Water problems
- Adrian Liley
- Sep 15, 2018
- 3 min read

"Water is a precious commodity," said Harry, the Thames Water man, as he put blue plastic bags on his boots and trudged into my house two days ago.
"Ah," I said, non-committedly. It had been a long week and I was deep into follow-up emails, after the two education workshops.
"You have to watch it very carefully, or it'll suddenly disappear one day, and that will be that," continued Harry.
Thames Water visited me a week ago and installed a water metre in a deep hole in the street outside my house. Apparently, someone upstairs at Thames Water had decided that it was time I paid more for my water. Harry was visiting me to tell me all about it and reassure me.
"A small leak can sometimes add as much as £100 to a monthly bill," chirped Harry happily and stared critically at my sink. No leaks there. "Sometimes droughts are worse than floods, when it comes to water," said Harry and coughed drily. He stared at the kettle on my stove.
"Would you like a cup of..."
"That's very nice you. Just one lump and a little milk, please. And those chocolate biscuits look very nice," he added, staring at my digestives.
Harry put his water toolkit down on my kitchen work surface. He extracted several plastic pipes and what looked like a home colostomy kit. He sighed from from the bottom of his blue, plastic-covered boots. "We won't be needing these." He put the apparatus back in his bag, without explaining what it did or why he had taken it out.
"Ah, good," I said, wondering what to say next.
"Do you have a bathroom?"
I stared at Harry. What sort of question was that? I was tempted to say no. Five minutes later and he was yanking at my shower rose and trying to find a fault with the toilet.
"Would you like a brick?" he asked, seriously.
"What?"
"For the toilet. It'll take at least £100 off your bill. I can also adjust the shower so that the water pressure is much less. That'll save another £100."
"But I like a high pressure shower."
"That's as may be..." he said and tapped his nose.
It was my turn to frown.
"You see, people just think water is there all the time. They have no idea."
"But I live on a flood plain," I said.
"Do you?"
"Well, every time someone tries to sell their house round here, the solicitors always dock thirty grand from the asking price, because of the risk of severe flooding.

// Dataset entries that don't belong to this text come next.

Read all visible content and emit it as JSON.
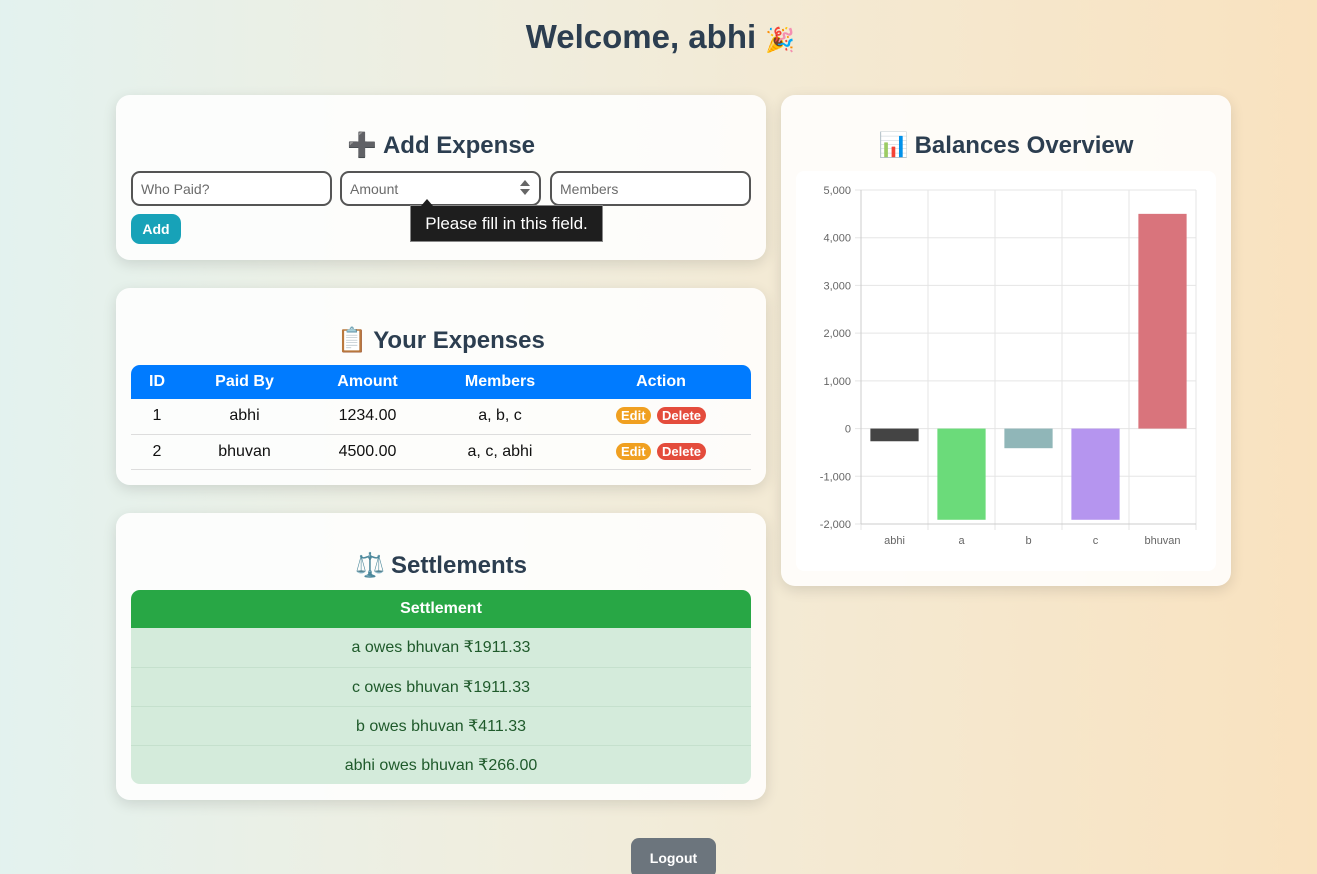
{
  "header": {
    "title": "Welcome, abhi",
    "emoji": "🎉"
  },
  "add_expense": {
    "title": "Add Expense",
    "emoji": "➕",
    "who_paid_placeholder": "Who Paid?",
    "amount_placeholder": "Amount",
    "members_placeholder": "Members",
    "add_label": "Add",
    "validation_tooltip": "Please fill in this field."
  },
  "expenses": {
    "title": "Your Expenses",
    "emoji": "📋",
    "columns": [
      "ID",
      "Paid By",
      "Amount",
      "Members",
      "Action"
    ],
    "rows": [
      {
        "id": "1",
        "paid_by": "abhi",
        "amount": "1234.00",
        "members": "a, b, c"
      },
      {
        "id": "2",
        "paid_by": "bhuvan",
        "amount": "4500.00",
        "members": "a, c, abhi"
      }
    ],
    "edit_label": "Edit",
    "delete_label": "Delete"
  },
  "settlements": {
    "title": "Settlements",
    "emoji": "⚖️",
    "header": "Settlement",
    "rows": [
      "a owes bhuvan ₹1911.33",
      "c owes bhuvan ₹1911.33",
      "b owes bhuvan ₹411.33",
      "abhi owes bhuvan ₹266.00"
    ]
  },
  "balances": {
    "title": "Balances Overview",
    "emoji": "📊"
  },
  "chart_data": {
    "type": "bar",
    "categories": [
      "abhi",
      "a",
      "b",
      "c",
      "bhuvan"
    ],
    "values": [
      -266.0,
      -1911.33,
      -411.33,
      -1911.33,
      4500.0
    ],
    "colors": [
      "#444444",
      "#6bdb7a",
      "#90b6b8",
      "#b595ef",
      "#d9747c"
    ],
    "ylim": [
      -2000,
      5000
    ],
    "yticks": [
      "5,000",
      "4,000",
      "3,000",
      "2,000",
      "1,000",
      "0",
      "-1,000",
      "-2,000"
    ],
    "ytick_values": [
      5000,
      4000,
      3000,
      2000,
      1000,
      0,
      -1000,
      -2000
    ],
    "grid": true
  },
  "logout_label": "Logout"
}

It's always there in the surveyor's reports."
"You get floods here?" asked Harry, suddenly alert and looking worried.
"Not for the last 25 years," I said.
"Oh dear. So you're due one then."
"What?"
"Water can be a tricky thing," said Harry. "Just when you think it's safe, it sneaks up on you from behind."
"Does it?"
"Oh indeed. Do you have a garden?"
We went into the garden and he stared longingly at my clumps of agapanthus. "Very nice. Ah, you use a spring-gun, shower-waterer. Excellent. That'll take £50 off the your bill." There was a pause. "Oh dear, do you use that shower rose?' He pointed at the yellow thing on the end of my hosepipe.
"Yes, sometimes."
"That'll put £100..."
"I get the picture," I said and moved towards the house.
"So, what we'll do is monitor your water behaviour for the next year and will send you bill comparisons. I think you'll find that being on a metre will save you a sizeable amount of water. Anyway, you'll be able to see for yourself when you get your bills. We won't turn the metre on till September, 2019.
"Why?"
"To give the customer time to... adjust."
"Do I have a choice?"
"Nope," sniffed Harry.
I immediately thought of the executives at Thames Water and their vast salaries I was about to contribute a lot more to.
"Oh and this is a little present," said Harry, retrieving a small plastic bag from his toolkit. He gave it to me.
"Put that up by your shower unit."
"It's an egg-timer," I said, thickly.
"Make sure you don't shower for longer than it takes for the blue sand to fall through."
"Why?"
"Because it'll save you..."
"Thanks a lot," I said and closed the front door.
I then went to back lawn and turned the hose on. Full pressure. I did not return to the garden until I had finished all my workshop follow-up. Somehow that felt good.